Well, I was avoiding IQs because in general they feel slower and they are also marked as being slower on Vulkan backend which is what I'm using.
In the meantime I tried your Mistral Small that you processed with the same treatment. It's a pretty good model even with standard quants, so I was curious how would your quants perform. I downloaded Q3_K_S, used very low temperature of 0.15 (I believe that's what is recommended for Mistral), Top-K: 0, Repeat Penalty: 1, Top-P: 0.95, Min-P: 0. I got pretty good results with that. I mean it didn't give the best solution for fixing the player's paddle movement, but at least it was a working solution. A big surprise for me was that the model fixed wrong paddle dimensions which most models simply ignore and I think the regular Mistral Small quants ignored it as well. Then again, Mistral is not a thinking model, perhaps that makes difference and somehow the "Max" quant trick doesn't work that well with thinking models?

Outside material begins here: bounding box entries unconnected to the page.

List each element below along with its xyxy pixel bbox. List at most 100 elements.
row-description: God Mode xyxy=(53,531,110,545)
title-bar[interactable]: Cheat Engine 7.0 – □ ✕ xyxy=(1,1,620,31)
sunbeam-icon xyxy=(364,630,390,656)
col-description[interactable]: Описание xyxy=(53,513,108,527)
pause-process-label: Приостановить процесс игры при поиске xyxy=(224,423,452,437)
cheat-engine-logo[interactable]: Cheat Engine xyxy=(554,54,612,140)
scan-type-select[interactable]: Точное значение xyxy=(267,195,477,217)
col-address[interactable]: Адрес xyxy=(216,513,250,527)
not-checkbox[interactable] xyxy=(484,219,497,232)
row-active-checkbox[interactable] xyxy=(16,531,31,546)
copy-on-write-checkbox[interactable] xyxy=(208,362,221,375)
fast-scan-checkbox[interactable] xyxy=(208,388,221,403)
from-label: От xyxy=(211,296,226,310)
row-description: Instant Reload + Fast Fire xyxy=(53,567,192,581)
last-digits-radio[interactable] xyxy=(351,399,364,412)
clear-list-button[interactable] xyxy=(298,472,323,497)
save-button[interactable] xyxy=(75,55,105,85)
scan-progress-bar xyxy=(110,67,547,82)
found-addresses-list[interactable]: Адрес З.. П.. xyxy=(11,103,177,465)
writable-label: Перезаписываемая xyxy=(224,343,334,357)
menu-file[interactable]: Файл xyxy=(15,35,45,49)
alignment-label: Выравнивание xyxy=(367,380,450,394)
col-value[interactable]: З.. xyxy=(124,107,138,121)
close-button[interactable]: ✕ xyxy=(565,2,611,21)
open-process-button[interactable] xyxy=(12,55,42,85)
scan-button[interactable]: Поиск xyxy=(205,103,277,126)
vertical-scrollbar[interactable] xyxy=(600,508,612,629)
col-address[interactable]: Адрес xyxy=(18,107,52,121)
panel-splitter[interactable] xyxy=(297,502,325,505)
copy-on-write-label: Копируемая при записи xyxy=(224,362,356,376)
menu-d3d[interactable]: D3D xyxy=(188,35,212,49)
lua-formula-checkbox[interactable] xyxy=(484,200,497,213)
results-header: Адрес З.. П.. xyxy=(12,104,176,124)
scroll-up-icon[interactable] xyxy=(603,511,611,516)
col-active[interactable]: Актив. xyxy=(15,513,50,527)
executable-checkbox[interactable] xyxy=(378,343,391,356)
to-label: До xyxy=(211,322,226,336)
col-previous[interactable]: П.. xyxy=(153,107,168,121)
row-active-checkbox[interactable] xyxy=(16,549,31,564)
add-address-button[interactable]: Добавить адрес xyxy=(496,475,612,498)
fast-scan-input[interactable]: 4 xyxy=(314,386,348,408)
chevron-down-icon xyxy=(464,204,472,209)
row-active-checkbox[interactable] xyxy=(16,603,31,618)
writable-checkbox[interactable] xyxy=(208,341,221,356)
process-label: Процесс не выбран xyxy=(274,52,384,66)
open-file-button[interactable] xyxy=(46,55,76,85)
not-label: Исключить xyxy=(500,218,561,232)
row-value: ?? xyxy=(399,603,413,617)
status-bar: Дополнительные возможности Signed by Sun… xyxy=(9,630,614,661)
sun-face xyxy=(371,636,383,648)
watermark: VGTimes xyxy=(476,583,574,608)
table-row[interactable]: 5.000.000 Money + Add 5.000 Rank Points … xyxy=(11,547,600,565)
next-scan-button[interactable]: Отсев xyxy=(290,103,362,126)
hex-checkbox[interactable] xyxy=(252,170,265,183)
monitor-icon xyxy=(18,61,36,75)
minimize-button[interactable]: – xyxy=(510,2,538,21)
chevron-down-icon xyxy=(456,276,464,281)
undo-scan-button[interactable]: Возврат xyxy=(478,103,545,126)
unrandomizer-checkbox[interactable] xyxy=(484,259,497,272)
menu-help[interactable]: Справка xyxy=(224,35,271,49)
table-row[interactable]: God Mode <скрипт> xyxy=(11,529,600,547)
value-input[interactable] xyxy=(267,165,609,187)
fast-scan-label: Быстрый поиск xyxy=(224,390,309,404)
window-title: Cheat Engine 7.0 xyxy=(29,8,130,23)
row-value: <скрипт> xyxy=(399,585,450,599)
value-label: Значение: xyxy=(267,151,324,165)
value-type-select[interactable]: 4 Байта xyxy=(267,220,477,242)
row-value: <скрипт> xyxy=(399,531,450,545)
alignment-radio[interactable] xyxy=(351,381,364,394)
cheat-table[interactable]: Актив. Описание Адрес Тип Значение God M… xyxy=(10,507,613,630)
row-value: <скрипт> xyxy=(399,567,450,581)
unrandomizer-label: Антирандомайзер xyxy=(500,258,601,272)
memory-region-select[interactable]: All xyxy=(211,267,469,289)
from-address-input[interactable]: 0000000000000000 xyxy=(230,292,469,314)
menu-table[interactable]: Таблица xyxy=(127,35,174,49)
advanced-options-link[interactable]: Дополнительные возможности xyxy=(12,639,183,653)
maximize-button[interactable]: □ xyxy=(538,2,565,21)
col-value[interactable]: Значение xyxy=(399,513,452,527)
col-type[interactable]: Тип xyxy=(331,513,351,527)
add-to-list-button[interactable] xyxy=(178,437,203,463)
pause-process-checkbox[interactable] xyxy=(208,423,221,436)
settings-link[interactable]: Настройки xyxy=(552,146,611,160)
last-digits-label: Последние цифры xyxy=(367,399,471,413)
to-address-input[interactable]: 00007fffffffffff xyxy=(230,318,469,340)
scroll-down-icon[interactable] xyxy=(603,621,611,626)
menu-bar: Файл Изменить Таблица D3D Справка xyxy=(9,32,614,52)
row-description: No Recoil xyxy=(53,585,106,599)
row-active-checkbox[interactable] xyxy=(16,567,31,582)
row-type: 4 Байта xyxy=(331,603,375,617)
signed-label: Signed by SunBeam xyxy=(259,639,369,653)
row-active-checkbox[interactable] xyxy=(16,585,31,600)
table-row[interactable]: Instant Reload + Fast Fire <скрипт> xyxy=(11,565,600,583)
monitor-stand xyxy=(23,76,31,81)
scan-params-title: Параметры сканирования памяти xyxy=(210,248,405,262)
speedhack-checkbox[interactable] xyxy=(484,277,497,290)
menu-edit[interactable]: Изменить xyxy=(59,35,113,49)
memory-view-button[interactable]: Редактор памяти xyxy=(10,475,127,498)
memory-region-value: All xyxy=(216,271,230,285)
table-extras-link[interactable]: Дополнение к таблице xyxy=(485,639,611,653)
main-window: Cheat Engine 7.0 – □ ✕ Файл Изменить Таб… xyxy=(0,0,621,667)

In any case, having a decent thinking model with reasonable generation speed would be nice, I was kinda hoping to get this Reka working somehow because benchmarks looked promising and it's smaller than QwQ which would make it a good candidate for my hardware. Could you please share your parameters that you use with this Reka model?
RE: Settings:
Temp range .6, Rep pen 1.1 , TopK 40 , topP .95, minP .05
Rep pen range: 64-128 (helps keep reasoning on track / quality of output)
I used these settings to generate all examples, and for general testing.
RE: Reasoning/thinking models.
Temp plays a key role (as does the quant) in terms of reasoning ability.
Roughly Q4s / IQ4s have almost as strong as Q6/Q8.
Changes between Q2k, Q3KS, Q3KM, Q3KL are significant.
It can mean the difference between the model "seeing the issue(s)" or not... and/or realizing it has the right solution.
However, IQ3_M/S are stronger in my opinion, (and it some tests) than Q3KS/Q3KM.
I would start at temp .6 and make MICRO changes -> ie .61., .62 ... .59,.58 etc
Might even want to try temp .1 ... .2 ...
Would temps at +1, +2 work?
Reka is unusually stable at temp for a reasoning model, so this might be the way to go.